Physicists are starting to harness the power of deepfakes

Generative Adversarial Networks, the AI behind deepfakes, are finding a home in physics.

January 2, 2021

Most (in)famous for their ability to create deepfakes, generative adversarial networks (GANs) are machine learning tools for creating incredibly realistic simulated data.

While that ability can be used to make a political figure or celebrity appear to be saying whatever you want, it can work its magic with all kinds of data — not just video.

Now, physicists are turning to GANs to break through barriers that are holding back the science.

We’re heading from deepfakes to deep physics.

The Forger vs. The Inspector

Generative adversarial networks are almost self-explanatory: they generate data by pitting networks against each other.

Sharon Zhou, an expert in deepfakes and an instructor at Stanford and Coursera, tells me to picture an art forger and an art inspector.

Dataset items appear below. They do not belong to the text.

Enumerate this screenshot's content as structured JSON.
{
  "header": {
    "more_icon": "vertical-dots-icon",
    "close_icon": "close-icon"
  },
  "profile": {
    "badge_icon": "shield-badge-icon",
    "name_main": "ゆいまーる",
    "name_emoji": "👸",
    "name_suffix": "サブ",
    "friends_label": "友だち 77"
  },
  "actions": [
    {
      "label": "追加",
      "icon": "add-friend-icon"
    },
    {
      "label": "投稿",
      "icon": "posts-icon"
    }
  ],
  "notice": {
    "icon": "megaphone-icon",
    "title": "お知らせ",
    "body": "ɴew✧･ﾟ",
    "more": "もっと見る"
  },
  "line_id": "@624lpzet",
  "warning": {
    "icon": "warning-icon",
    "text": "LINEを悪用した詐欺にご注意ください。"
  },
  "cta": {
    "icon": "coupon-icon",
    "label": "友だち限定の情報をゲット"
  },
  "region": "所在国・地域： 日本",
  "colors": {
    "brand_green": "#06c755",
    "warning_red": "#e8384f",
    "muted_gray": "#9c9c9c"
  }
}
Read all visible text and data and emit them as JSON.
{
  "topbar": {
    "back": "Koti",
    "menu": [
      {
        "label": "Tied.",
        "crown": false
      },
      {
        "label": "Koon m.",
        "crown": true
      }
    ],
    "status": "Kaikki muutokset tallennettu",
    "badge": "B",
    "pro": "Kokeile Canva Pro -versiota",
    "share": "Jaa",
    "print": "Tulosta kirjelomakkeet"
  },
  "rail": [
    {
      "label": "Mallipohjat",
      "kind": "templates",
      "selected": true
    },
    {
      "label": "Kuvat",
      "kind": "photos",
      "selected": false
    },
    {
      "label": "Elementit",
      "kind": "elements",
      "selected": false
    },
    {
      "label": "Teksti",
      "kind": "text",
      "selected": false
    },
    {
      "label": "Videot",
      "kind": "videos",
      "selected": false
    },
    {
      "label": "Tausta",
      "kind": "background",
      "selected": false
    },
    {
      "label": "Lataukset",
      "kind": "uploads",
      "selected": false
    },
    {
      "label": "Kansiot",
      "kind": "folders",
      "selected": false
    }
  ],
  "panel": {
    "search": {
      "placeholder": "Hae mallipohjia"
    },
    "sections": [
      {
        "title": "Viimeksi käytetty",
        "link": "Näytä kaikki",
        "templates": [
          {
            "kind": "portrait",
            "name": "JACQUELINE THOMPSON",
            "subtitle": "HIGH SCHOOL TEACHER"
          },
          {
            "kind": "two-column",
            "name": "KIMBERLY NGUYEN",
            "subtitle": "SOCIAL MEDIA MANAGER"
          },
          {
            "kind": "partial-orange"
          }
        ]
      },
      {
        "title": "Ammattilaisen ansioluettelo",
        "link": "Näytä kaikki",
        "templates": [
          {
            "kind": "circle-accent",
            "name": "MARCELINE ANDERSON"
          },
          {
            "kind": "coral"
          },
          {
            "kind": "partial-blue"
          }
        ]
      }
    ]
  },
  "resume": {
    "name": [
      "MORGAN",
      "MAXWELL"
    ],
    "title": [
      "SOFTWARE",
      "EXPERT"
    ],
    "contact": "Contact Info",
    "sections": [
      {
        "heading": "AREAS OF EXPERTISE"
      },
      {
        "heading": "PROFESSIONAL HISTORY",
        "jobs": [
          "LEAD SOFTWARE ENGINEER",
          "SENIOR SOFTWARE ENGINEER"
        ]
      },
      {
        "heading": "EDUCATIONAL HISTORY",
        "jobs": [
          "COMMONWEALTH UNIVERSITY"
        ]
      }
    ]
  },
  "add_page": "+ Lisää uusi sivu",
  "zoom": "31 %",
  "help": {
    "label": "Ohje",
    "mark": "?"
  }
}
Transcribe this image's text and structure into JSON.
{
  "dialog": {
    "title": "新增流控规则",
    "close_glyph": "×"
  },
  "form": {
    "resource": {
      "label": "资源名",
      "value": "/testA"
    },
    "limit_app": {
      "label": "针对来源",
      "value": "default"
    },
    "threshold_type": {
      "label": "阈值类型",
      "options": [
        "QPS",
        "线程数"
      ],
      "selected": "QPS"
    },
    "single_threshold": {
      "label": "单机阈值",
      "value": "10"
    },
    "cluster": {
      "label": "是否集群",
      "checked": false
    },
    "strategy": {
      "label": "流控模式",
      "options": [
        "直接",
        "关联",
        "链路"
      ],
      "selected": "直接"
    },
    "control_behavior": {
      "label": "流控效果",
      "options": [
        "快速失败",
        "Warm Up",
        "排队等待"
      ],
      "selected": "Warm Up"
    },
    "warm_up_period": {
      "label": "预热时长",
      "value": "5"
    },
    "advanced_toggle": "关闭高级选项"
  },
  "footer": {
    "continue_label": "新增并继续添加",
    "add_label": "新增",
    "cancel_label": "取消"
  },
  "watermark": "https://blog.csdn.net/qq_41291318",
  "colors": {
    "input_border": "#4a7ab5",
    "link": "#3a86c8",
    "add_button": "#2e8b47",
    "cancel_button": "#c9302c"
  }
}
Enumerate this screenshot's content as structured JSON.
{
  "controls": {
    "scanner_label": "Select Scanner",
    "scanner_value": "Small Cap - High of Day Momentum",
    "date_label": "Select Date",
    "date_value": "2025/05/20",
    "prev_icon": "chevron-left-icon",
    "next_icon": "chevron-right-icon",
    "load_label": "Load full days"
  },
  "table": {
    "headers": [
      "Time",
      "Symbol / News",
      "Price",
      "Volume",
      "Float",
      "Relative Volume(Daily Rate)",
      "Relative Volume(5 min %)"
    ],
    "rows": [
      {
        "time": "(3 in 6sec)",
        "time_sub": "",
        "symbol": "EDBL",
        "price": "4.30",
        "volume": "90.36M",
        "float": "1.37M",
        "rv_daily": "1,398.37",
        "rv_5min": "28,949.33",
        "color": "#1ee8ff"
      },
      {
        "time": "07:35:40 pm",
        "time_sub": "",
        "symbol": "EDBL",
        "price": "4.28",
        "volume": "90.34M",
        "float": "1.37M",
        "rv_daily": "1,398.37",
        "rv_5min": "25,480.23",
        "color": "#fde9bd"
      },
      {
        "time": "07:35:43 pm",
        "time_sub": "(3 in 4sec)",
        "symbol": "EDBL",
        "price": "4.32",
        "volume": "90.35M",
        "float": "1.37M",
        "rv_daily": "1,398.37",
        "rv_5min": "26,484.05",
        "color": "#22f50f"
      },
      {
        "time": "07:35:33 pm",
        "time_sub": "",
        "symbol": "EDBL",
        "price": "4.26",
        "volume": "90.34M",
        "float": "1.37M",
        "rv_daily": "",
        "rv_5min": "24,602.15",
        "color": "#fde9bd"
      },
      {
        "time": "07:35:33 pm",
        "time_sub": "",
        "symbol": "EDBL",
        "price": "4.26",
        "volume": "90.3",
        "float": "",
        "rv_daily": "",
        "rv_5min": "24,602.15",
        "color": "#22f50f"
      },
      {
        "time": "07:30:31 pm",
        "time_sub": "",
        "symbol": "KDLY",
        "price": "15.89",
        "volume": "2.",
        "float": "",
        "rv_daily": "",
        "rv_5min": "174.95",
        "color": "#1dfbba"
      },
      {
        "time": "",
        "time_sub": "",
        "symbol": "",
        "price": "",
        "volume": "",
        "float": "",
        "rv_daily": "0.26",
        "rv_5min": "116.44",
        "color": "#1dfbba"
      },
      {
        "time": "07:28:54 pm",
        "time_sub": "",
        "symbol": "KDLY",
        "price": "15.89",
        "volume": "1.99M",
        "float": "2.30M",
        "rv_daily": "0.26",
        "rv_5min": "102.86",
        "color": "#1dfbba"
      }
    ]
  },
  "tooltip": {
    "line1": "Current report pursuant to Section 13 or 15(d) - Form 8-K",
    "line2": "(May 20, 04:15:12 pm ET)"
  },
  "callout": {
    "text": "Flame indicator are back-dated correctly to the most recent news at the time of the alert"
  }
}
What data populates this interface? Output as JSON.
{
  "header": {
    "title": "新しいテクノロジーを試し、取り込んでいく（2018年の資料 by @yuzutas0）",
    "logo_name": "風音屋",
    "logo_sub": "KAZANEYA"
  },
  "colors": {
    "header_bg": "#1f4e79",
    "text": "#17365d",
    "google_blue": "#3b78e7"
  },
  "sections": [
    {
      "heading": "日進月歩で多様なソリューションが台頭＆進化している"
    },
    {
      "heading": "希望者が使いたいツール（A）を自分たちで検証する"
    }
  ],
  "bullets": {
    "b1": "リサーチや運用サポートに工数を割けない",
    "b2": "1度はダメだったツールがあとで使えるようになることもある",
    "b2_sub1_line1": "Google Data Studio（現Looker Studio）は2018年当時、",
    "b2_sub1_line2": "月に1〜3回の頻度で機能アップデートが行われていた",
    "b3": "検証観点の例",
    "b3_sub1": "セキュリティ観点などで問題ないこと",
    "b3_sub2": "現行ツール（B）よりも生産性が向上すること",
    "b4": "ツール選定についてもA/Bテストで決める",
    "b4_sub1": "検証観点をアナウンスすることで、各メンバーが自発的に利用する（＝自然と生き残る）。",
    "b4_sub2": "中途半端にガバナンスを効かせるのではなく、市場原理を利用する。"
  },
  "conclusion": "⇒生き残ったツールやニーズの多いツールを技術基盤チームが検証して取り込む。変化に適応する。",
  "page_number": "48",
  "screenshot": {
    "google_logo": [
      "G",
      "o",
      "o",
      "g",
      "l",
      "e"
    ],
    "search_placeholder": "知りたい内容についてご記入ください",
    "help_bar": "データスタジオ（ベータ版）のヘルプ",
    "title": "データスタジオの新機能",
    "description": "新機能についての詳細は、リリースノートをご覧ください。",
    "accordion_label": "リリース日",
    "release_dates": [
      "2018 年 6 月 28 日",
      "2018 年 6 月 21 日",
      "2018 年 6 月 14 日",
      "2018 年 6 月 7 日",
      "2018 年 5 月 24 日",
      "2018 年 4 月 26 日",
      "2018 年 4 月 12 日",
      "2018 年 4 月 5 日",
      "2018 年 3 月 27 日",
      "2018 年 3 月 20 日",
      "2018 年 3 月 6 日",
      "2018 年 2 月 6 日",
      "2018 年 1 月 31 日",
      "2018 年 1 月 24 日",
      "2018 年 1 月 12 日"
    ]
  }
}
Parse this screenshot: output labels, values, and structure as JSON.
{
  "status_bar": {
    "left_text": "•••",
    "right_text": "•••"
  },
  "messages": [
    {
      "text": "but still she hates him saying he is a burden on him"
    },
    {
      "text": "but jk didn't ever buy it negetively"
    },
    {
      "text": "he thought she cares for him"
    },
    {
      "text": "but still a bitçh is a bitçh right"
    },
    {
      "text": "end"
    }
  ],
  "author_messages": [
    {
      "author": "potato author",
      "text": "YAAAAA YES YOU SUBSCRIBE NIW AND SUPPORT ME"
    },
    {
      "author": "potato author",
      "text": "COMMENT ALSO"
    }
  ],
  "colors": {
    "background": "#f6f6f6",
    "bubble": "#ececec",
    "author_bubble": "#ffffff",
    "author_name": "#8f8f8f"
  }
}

The forger is, of course, trying to make flawless copies of priceless artwork. The inspector sees both the real art and the forger’s imitation, and has to guess which is which, based on some basic rules about what a genuine piece looks like.

Based on the inspector’s judgement, the forger goes back to hone its work.

“The art forger realizes ‘oh, you think this one looks realistic?'” Zhou says. “‘I’m gonna keep drawing like this until it looks like (the) Mona Lisa.'”

By pitting the two networks against each other, the GAN sharpens each simulated output until it is so realistic that the inspector, which is also constantly honing its knowledge of what output is real and fake, can’t tell them apart.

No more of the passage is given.